One of my teacher resolutions this year is to help students grapple with complexity. I want them to read both fiction and informational texts with an eye to layers of meaning and multiple perspectives. Discussion is one tool to accomplish this goal and I've told you how much I love Socratic Seminar and Literature Circles, but today I want to talk about using debate in the classroom. DISCLAIMER: I am not trained in the classical form of debate, which has very particular goals, rules, and regulations. While I respect my colleagues who lead debate teams, I find that many English teachers I know do not know the traditional debate rules and many English students I know do not have the same kind of enthusiasm for every class period that many debate team members have for every debate. So instead of adhering to the structure, I am just going to offer some advice for preparing a simple classroom debate.
1. Create a clear rubric. RubiStar has some really good and flexible debate rubrics. Here are some categories to consider adding:
- Clarity of information
- Credibility of Sources
- Rhetorical Strategies
- Presentation Style (eye contact, tone of voice, etc.)
- Balance of Team Participation
- Respect for other team
2. Pick Teams and Roles. Depending on how big the class is, you may need to split up into 2 debates. I try to keep my teams to a 12 person maximum so that everyone on the team can reasonably participate within a class period. It is also nice to assign a team captain or two who can help organize information and balance participation. You may also consider splitting a team into a main argument team and a rebuttal team, each with a captain. This helps structure things without too much teacher intervention.
3. Allow time for research. If you rush the preparation, the debate can easily fizzle with simple heated opinions not supported in evidence. As English teachers, we need to focus on teaching the art of succinct and credible evidence to back up claims. This is a perfect opportunity. I usually require students to turn in debate prep so that I can see what they came up with even if they do not get to use it all in the debate. I encourage them to use and cite a variety of credible sources.
4. Structure the time. In order to encourage participation, have some kind of a structure that students know in advance. The structure can easily be adjusted to fit your schedule and needs, it is just there as an outline. Here is what I do:
- Affirmative Constructive Argument: 12 minutes
- Negative Constructive Argument: 12 minutes
- Affirmative Rebuttal: 6 minutes
- Negative Rebuttal: 6 minutes
- Final Thoughts and cross talk: up to 6 minutes
- Teacher feedback and wrap up: 5 minutes
5. Set up discussion norms.
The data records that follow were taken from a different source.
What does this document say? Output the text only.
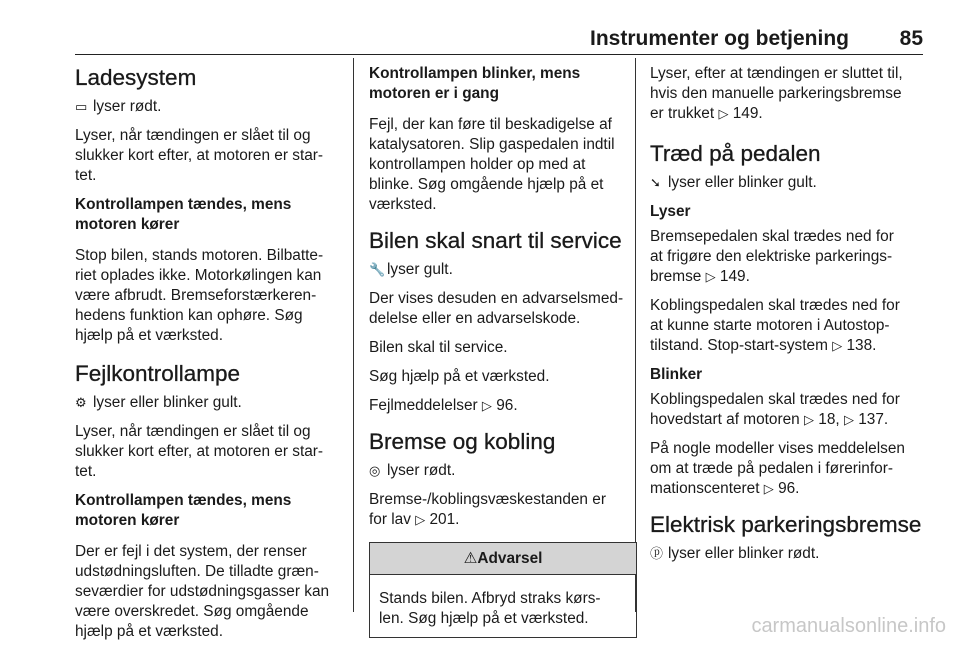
Instrumenter og betjening 85
Ladesystem

▭ lyser rødt.

Lyser, når tændingen er slået til og
slukker kort efter, at motoren er star-
tet.

Kontrollampen tændes, mens
motoren kører

Stop bilen, stands motoren. Bilbatte-
riet oplades ikke. Motorkølingen kan
være afbrudt. Bremseforstærkeren-
hedens funktion kan ophøre. Søg
hjælp på et værksted.

Fejlkontrollampe

⚙ lyser eller blinker gult.

Lyser, når tændingen er slået til og
slukker kort efter, at motoren er star-
tet.

Kontrollampen tændes, mens
motoren kører

Der er fejl i det system, der renser
udstødningsluften. De tilladte græn-
seværdier for udstødningsgasser kan
være overskredet. Søg omgående
hjælp på et værksted.

Kontrollampen blinker, mens
motoren er i gang

Fejl, der kan føre til beskadigelse af
katalysatoren. Slip gaspedalen indtil
kontrollampen holder op med at
blinke. Søg omgående hjælp på et
værksted.

Bilen skal snart til service

🔧 lyser gult.

Der vises desuden en advarselsmed-
delelse eller en advarselskode.

Bilen skal til service.

Søg hjælp på et værksted.

Fejlmeddelelser ▷ 96.

Bremse og kobling

◎ lyser rødt.

Bremse-/koblingsvæskestanden er
for lav ▷ 201.

⚠Advarsel
Stands bilen. Afbryd straks kørs-
len. Søg hjælp på et værksted.

Lyser, efter at tændingen er sluttet til,
hvis den manuelle parkeringsbremse
er trukket ▷ 149.

Træd på pedalen

➘ lyser eller blinker gult.

Lyser

Bremsepedalen skal trædes ned for
at frigøre den elektriske parkerings-
bremse ▷ 149.

Koblingspedalen skal trædes ned for
at kunne starte motoren i Autostop-
tilstand. Stop-start-system ▷ 138.

Blinker

Koblingspedalen skal trædes ned for
hovedstart af motoren ▷ 18, ▷ 137.

På nogle modeller vises meddelelsen
om at træde på pedalen i førerinfor-
mationscenteret ▷ 96.

Elektrisk parkeringsbremse

ⓟ lyser eller blinker rødt.

carmanualsonline.info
Depending on the topic, debates can get heated and personal. In order to help maintain a calm and professional debate, set up and enforce ground rules like:
- Speak so that everyone can hear you clearly
- Listen closely to all participants.
- Use visual cues to jump into the conversation when appropriate. Don’t raise your hands.
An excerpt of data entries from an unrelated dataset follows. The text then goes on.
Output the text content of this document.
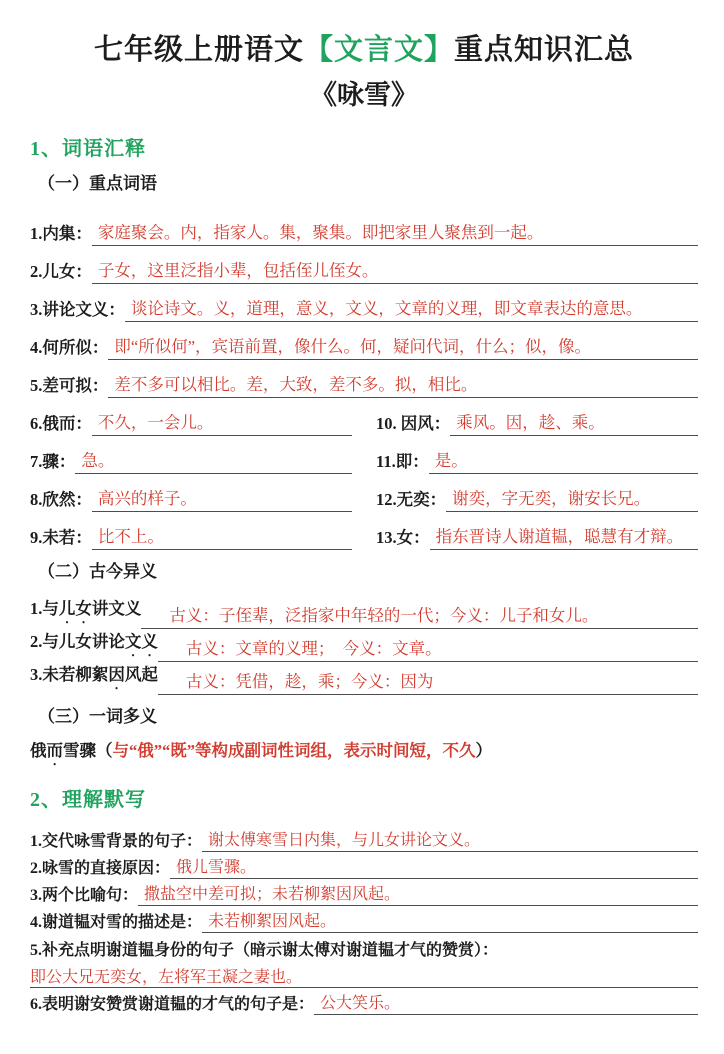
七年级上册语文【文言文】重点知识汇总
《咏雪》
1、词语汇释
（一）重点词语
1.内集： 家庭聚会。内，指家人。集，聚集。即把家里人聚焦到一起。
2.儿女： 子女，这里泛指小辈，包括侄儿侄女。
3.讲论文义： 谈论诗文。义，道理，意义，文义，文章的义理，即文章表达的意思。
4.何所似： 即“所似何”，宾语前置，像什么。何，疑问代词，什么；似，像。
5.差可拟： 差不多可以相比。差，大致，差不多。拟，相比。
6.俄而： 不久，一会儿。	10. 因风： 乘风。因，趁、乘。
7.骤： 急。	11.即： 是。
8.欣然： 高兴的样子。	12.无奕： 谢奕，字无奕，谢安长兄。
9.未若： 比不上。	13.女： 指东晋诗人谢道韫，聪慧有才辩。
（二）古今异义
1.与儿女讲文义	古义：子侄辈，泛指家中年轻的一代；今义：儿子和女儿。
2.与儿女讲论文义	古义：文章的义理；　今义：文章。
3.未若柳絮因风起	古义：凭借，趁，乘；今义：因为
（三）一词多义

俄而雪骤（与“俄”“既”等构成副词性词组，表示时间短，不久）

2、理解默写
1.交代咏雪背景的句子： 谢太傅寒雪日内集，与儿女讲论文义。
2.咏雪的直接原因： 俄儿雪骤。
3.两个比喻句： 撒盐空中差可拟；未若柳絮因风起。
4.谢道韫对雪的描述是： 未若柳絮因风起。
5.补充点明谢道韫身份的句子（暗示谢太傅对谢道韫才气的赞赏）：
即公大兄无奕女，左将军王凝之妻也。
6.表明谢安赞赏谢道韫的才气的句子是： 公大笑乐。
- Base all opinions on the text and refer to it frequently.
- Address all comments to the group. Don’t look only at the teacher and refrain from side conversations.
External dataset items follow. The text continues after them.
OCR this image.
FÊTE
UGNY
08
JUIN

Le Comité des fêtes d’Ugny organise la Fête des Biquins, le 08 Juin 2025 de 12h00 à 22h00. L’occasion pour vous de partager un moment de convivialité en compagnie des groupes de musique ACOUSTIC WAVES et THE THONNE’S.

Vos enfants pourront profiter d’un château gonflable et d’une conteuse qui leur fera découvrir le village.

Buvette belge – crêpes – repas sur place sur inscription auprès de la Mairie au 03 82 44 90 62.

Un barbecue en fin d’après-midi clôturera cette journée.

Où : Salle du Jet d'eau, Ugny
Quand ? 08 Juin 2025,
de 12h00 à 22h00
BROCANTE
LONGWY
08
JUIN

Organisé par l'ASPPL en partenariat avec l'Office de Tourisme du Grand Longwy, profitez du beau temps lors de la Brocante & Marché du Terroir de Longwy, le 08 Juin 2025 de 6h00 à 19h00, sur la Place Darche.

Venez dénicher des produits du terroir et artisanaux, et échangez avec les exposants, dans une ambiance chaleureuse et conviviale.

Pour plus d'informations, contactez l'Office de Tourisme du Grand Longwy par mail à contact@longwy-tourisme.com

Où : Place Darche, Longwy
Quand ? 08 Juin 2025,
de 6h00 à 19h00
- Be respectful to each other. Use conversation techniques like:
- “I agree with what you said and I would like to add...”
- “I understand your perspective, but on the other hand...”
- “I think it is also important to note...”
- Try not to interrupt each other. If two people start talking at the same time, make eye contact and one person defer to the other.
- Monitor your own participation. Be sure to speak up, but also avoid monopolizing the conversation.
- Be passionate in your own critical thinking, but don’t be afraid to change your mind if your peers present compelling arguments.
- Ask for clarification if and when you need it.
Do your students debate? What questions or tips do you have for our teacher community?